Lady Linton looked up aghast at this information. It was the first she had ever heard of that matter.
“You begin to appreciate something of what I have suffered,” he continued, as he noticed the look, “but you can never begin to realize the misery which you brought upon two loving hearts so long separated; and to think that for more than eighteen years I was a father and never once looked upon the face of my child. Miriam, I can never overlook it. You have forfeited all respect from me, all claim upon me, and Heathdale can no longer be your home—you must go elsewhere to live, for I will not subject my wife to the constant companionship of one who has done her such irreparable wrong.”
“William Heath, will you turn me out from my home, where I was born?” cried the miserable woman, almost fiercely.
“Your home?” he returned, severely. “For how many years have you cheated my dear ones out of their home—out of the love and sheltering care which should have been theirs? While my wife was toiling to earn her own support and to make provision for my child, you were spending money which rightfully belonged to them, with a lavish, almost reckless, hand, and rearing your children amid the luxury of which you had maliciously deprived them. I have family pride enough to provide for your needful support, for I cannot see you suffer; so I will fit up Fernleigh Lodge for your use while you live, and settle upon you an annuity of two hundred pounds——”
“Two hundred pounds!” interrupted Lady Linton, in a tone of horror.
“Yes. With economy, that will be sufficient for your individual needs,” replied Sir William, coldly.
“I will give Lillian as much more until her marriage, when I shall hope to add something to the sum.”
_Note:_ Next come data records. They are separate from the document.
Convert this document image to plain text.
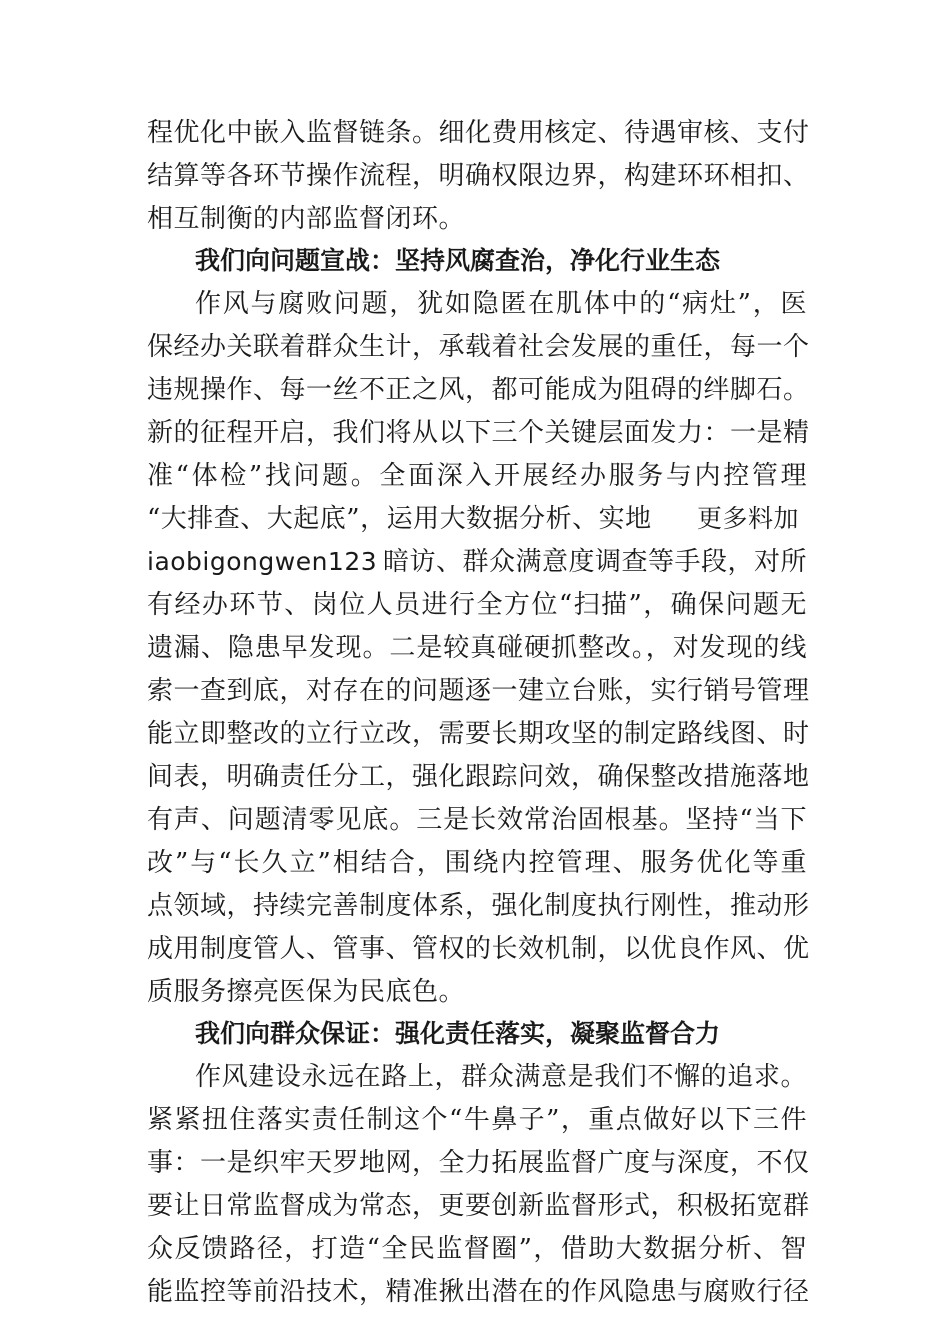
程优化中嵌入监督链条。细化费用核定、待遇审核、支付
结算等各环节操作流程，明确权限边界，构建环环相扣、
相互制衡的内部监督闭环。
我们向问题宣战：坚持风腐查治，净化行业生态
作风与腐败问题，犹如隐匿在肌体中的“病灶”，医
保经办关联着群众生计，承载着社会发展的重任，每一个
违规操作、每一丝不正之风，都可能成为阻碍的绊脚石。
新的征程开启，我们将从以下三个关键层面发力：一是精
准“体检”找问题。全面深入开展经办服务与内控管理
“大排查、大起底”，运用大数据分析、实地	更多料加
iaobigongwen123 暗访、群众满意度调查等手段，对所
有经办环节、岗位人员进行全方位“扫描”，确保问题无
遗漏、隐患早发现。二是较真碰硬抓整改。，对发现的线
索一查到底，对存在的问题逐一建立台账，实行销号管理
能立即整改的立行立改，需要长期攻坚的制定路线图、时
间表，明确责任分工，强化跟踪问效，确保整改措施落地
有声、问题清零见底。三是长效常治固根基。坚持“当下
改”与“长久立”相结合，围绕内控管理、服务优化等重
点领域，持续完善制度体系，强化制度执行刚性，推动形
成用制度管人、管事、管权的长效机制，以优良作风、优
质服务擦亮医保为民底色。
我们向群众保证：强化责任落实，凝聚监督合力
作风建设永远在路上，群众满意是我们不懈的追求。
紧紧扭住落实责任制这个“牛鼻子”，重点做好以下三件
事：一是织牢天罗地网，全力拓展监督广度与深度，不仅
要让日常监督成为常态，更要创新监督形式，积极拓宽群
众反馈路径，打造“全民监督圈”，借助大数据分析、智
能监控等前沿技术，精准揪出潜在的作风隐患与腐败行径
His sister’s face was almost convulsed with rage at this announcement. She had never imagined any descent in the world so dreadful as this. She had spent three times the amount now offered her in a single year upon her own wardrobe, and now she was expected to provide her whole support out of two hundred pounds.
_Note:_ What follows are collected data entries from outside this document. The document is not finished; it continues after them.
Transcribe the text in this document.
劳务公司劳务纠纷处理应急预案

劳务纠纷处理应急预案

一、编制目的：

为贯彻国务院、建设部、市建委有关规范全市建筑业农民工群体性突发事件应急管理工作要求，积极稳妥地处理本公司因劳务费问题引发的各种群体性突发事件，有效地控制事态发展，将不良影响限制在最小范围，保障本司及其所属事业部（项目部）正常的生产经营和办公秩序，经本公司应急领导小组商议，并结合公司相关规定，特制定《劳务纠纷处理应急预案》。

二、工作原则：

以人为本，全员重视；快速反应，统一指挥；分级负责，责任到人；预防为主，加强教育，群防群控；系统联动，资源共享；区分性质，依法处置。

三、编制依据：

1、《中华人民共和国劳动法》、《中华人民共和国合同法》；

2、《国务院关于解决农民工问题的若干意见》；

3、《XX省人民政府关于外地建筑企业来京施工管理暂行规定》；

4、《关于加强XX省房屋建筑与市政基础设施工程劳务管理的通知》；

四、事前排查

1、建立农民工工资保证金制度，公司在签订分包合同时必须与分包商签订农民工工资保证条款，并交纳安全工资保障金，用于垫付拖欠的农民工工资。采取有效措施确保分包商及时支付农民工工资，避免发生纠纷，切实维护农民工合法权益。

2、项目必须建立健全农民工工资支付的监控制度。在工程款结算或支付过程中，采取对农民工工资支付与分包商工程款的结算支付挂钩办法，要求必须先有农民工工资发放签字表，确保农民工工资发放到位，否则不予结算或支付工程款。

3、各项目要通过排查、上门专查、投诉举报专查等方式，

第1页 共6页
“Do you suppose Lillian and I are going to be able to live on a paltry sum like that?” she demanded, with quivering lips.
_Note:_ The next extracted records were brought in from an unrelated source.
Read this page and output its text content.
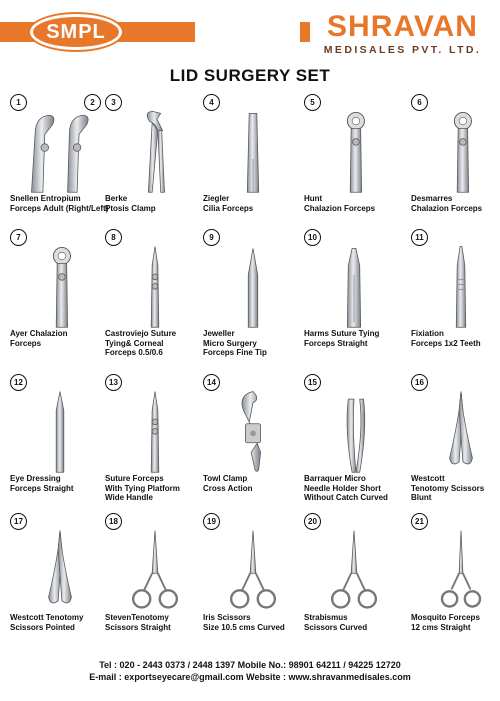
SMPL	SHRAVAN
MEDISALES PVT. LTD.
LID SURGERY SET
1	2
Snellen Entropium
Forceps Adult (Right/Left)
3
Berke
Ptosis Clamp
4
Ziegler
Cilia Forceps
5
Hunt
Chalazion Forceps
6
Desmarres
Chalazion Forceps
7
Ayer Chalazion
Forceps
8
Castroviejo Suture
Tying& Corneal
Forceps 0.5/0.6
9
Jeweller
Micro Surgery
Forceps Fine Tip
10
Harms Suture Tying
Forceps Straight
11
Fixiation
Forceps 1x2 Teeth
12
Eye Dressing
Forceps Straight
13
Suture Forceps
With Tying Platform
Wide Handle
14
Towl Clamp
Cross Action
15
Barraquer Micro
Needle Holder Short
Without Catch Curved
16
Westcott
Tenotomy Scissors
Blunt
17
Westcott Tenotomy
Scissors Pointed
18
StevenTenotomy
Scissors Straight
19
Iris Scissors
Size 10.5 cms Curved
20
Strabismus
Scissors Curved
21
Mosquito Forceps
12 cms Straight
Tel : 020 - 2443 0373 / 2448 1397 Mobile No.: 98901 64211 / 94225 12720
E-mail : exportseyecare@gmail.com Website : www.shravanmedisales.com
“My wife and child lived on far less than that for years, after you succeeded in ruining her faith in me,” was the stern response. “It was no sum settled outright upon her, either; she had to toil for it with her own hands. She was not only the provider for the household, but nurse, and governess, and seamstress as well; while your children had their maids and tutors, to say nothing of the bills which I have paid sewing-girls and milliners for them. We will reverse the order for a while, and the sum that I have named will have to answer your purpose, unless your fertile brain can invent some way to increase it.”